Précisément, l’équipe a suivi 414 contacts familiaux sensibles vivant dans les foyers de 279 cas primaires nouvellement diagnostiqués entre le 1er août 2020 et le 31 mars 2021, donc plutôt au début de la pandémie. Très peu de ces contacts avaient, à l’époque, été vaccinés ou déjà infectés et la majorité était donc non immunisée et sensible à l'infection. Cette situation a permis aux chercheurs d'évaluer rigoureusement les facteurs de risque et les vecteurs de transmission dans des circonstances uniques représentatives du début de l’épidémie. Les participants étaient âgés de 6 à 79 ans, à 52 % des femmes. Tous les contacts ont été régulièrement testés pour l'infection par le SRAS-CoV-2 par PCR via des écouvillons du nez et de la gorge. Des échantillons ont également été recueillis à partir des mains des cas primaires et des contacts ainsi que sur les surfaces les plus fréquemment touchées dans les zones de contact fréquent (par exemple, les poignées de porte et de bouilloire, les robinets de cuisine, etc.) afin d’identifier la présence de matériel génétique du SRAS-CoV-2 et d’évaluer le nombre de particules virales. Les chercheurs ont ensuite recherché des corrélations entre la détection microbiologique du virus sur les mains et les surfaces et la transmission aux contacts familiaux. L’analyse montre que :
- dans les foyers où le virus est retrouvé sur les surfaces et les mains des participants, la transmission intrafamiliale est significativement plus élevée ;
- après prise en compte d'autres facteurs de confusion possibles, dont le sexe, le statut vaccinal, les comorbidités et la qualité de la relation des contacts avec le cas primaire, lorsque le virus est détecté sur les mains des cas primaires, les contacts infectés au sein du foyer augmentent de 70 % par rapport aux foyers au sein desquels les cas primaires n'avaient pas de virus détectable sur les mains;
- la présence du virus sur les mains de cas primaires est associée à un risque multiplié par 3 de contacts au sein de la famille, et à leur tour, ces contacts lorsqu’ils présentent des traces de virus sur les mains sont 2 fois plus susceptibles d'être infectés par COVID 19 ;
- lorsque le virus est présent sur des surfaces fréquemment touchées par les membres de la famille, les contacts sont 3,8 fois plus susceptibles d'avoir du virus détectable sur les mains et 1,7 fois plus susceptibles d'être infectés (diagnostic par PCR) ;
- pour 6 des contacts non infectés de l’étude, des prélèvements positifs pour les mains ou pour les surfaces du foyer ont été retrouvés avant toute infection : cela suggère la directionnalité de la transmission des surfaces domestiques et des mains vers le nez et la gorge ;
- le séquençage complet du génome des 25 cas primaires et de leurs contacts respectifs lorsque cela était possible confirme que chaque paire cas-contact primaire a été infectée par la même souche de SRAS-CoV-2, ce qui confirme également la transmission intrafamiliale.

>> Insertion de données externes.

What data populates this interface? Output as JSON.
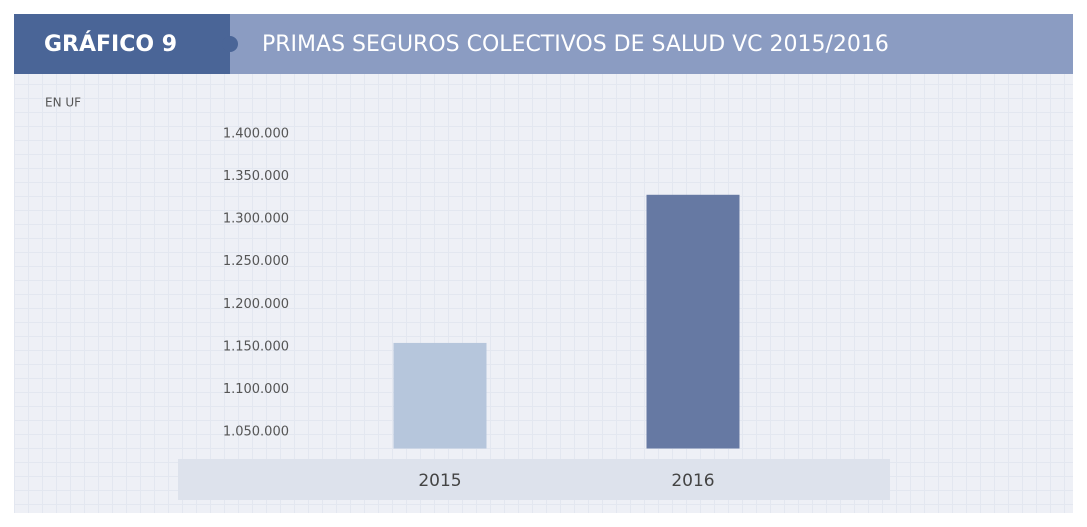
{
  "chart_data": {
    "type": "bar",
    "label": "GRÁFICO 9",
    "title": "PRIMAS SEGUROS COLECTIVOS DE SALUD VC 2015/2016",
    "subtitle": "EN UF",
    "categories": [
      "2015",
      "2016"
    ],
    "values": [
      1164000,
      1338000
    ],
    "colors": [
      "#b6c6dc",
      "#6679a3"
    ],
    "ylim": [
      1040000,
      1400000
    ],
    "yticks": [
      {
        "value": 1050000,
        "label": "1.050.000"
      },
      {
        "value": 1100000,
        "label": "1.100.000"
      },
      {
        "value": 1150000,
        "label": "1.150.000"
      },
      {
        "value": 1200000,
        "label": "1.200.000"
      },
      {
        "value": 1250000,
        "label": "1.250.000"
      },
      {
        "value": 1300000,
        "label": "1.300.000"
      },
      {
        "value": 1350000,
        "label": "1.350.000"
      },
      {
        "value": 1400000,
        "label": "1.400.000"
      }
    ],
    "grid": false
  }
}
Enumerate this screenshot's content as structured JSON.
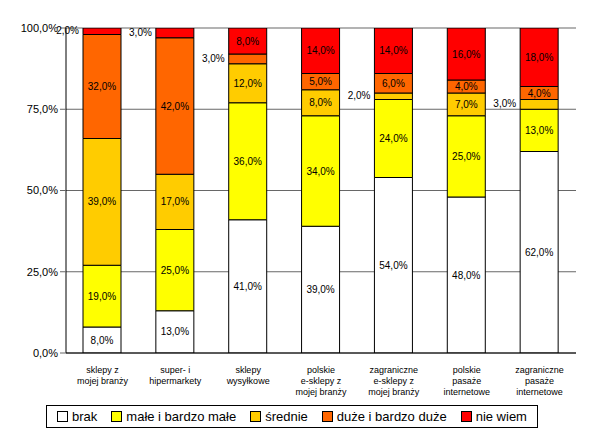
{
  "chart_data": {
    "type": "bar",
    "stacked": true,
    "grid": true,
    "data_labels": true,
    "legend": "bottom",
    "categories": [
      "sklepy z mojej branży",
      "super- i hipermarkety",
      "sklepy wysyłkowe",
      "polskie e-sklepy z mojej branży",
      "zagraniczne e-sklepy z mojej branży",
      "polskie pasaże internetowe",
      "zagraniczne pasaże internetowe"
    ],
    "ylim": [
      0,
      100
    ],
    "yticks": [
      {
        "value": 0,
        "label": "0,0%"
      },
      {
        "value": 25,
        "label": "25,0%"
      },
      {
        "value": 50,
        "label": "50,0%"
      },
      {
        "value": 75,
        "label": "75,0%"
      },
      {
        "value": 100,
        "label": "100,0%"
      }
    ],
    "series": [
      {
        "name": "brak",
        "color": "#ffffff",
        "values": [
          8,
          13,
          41,
          39,
          54,
          48,
          62
        ],
        "value_labels": [
          "8,0%",
          "13,0%",
          "41,0%",
          "39,0%",
          "54,0%",
          "48,0%",
          "62,0%"
        ]
      },
      {
        "name": "małe i bardzo małe",
        "color": "#ffff00",
        "values": [
          19,
          25,
          36,
          34,
          24,
          25,
          13
        ],
        "value_labels": [
          "19,0%",
          "25,0%",
          "36,0%",
          "34,0%",
          "24,0%",
          "25,0%",
          "13,0%"
        ]
      },
      {
        "name": "średnie",
        "color": "#ffcc00",
        "values": [
          39,
          17,
          12,
          8,
          2,
          7,
          3
        ],
        "value_labels": [
          "39,0%",
          "17,0%",
          "12,0%",
          "8,0%",
          "2,0%",
          "7,0%",
          "3,0%"
        ]
      },
      {
        "name": "duże i bardzo duże",
        "color": "#ff6600",
        "values": [
          32,
          42,
          3,
          5,
          6,
          4,
          4
        ],
        "value_labels": [
          "32,0%",
          "42,0%",
          "3,0%",
          "5,0%",
          "6,0%",
          "4,0%",
          "4,0%"
        ]
      },
      {
        "name": "nie wiem",
        "color": "#ff0000",
        "values": [
          2,
          3,
          8,
          14,
          14,
          16,
          18
        ],
        "value_labels": [
          "2,0%",
          "3,0%",
          "8,0%",
          "14,0%",
          "14,0%",
          "16,0%",
          "18,0%"
        ]
      }
    ]
  }
}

L’étude soutient ainsi la transmission du SRAS-CoV-2 à partir de surfaces et de mains contaminées, en milieu communautaire. Avec de nouvelles variantes successives susceptibles de se propager largement en dépit de la vaccination et des rappels, le message de santé publique reste clair : donner la priorité à des mesures simples permettant d’interrompre la propagation du virus et, en plus du lavage fréquent des mains, bien « décontaminer » les surfaces fréquemment touchées au sein du foyer.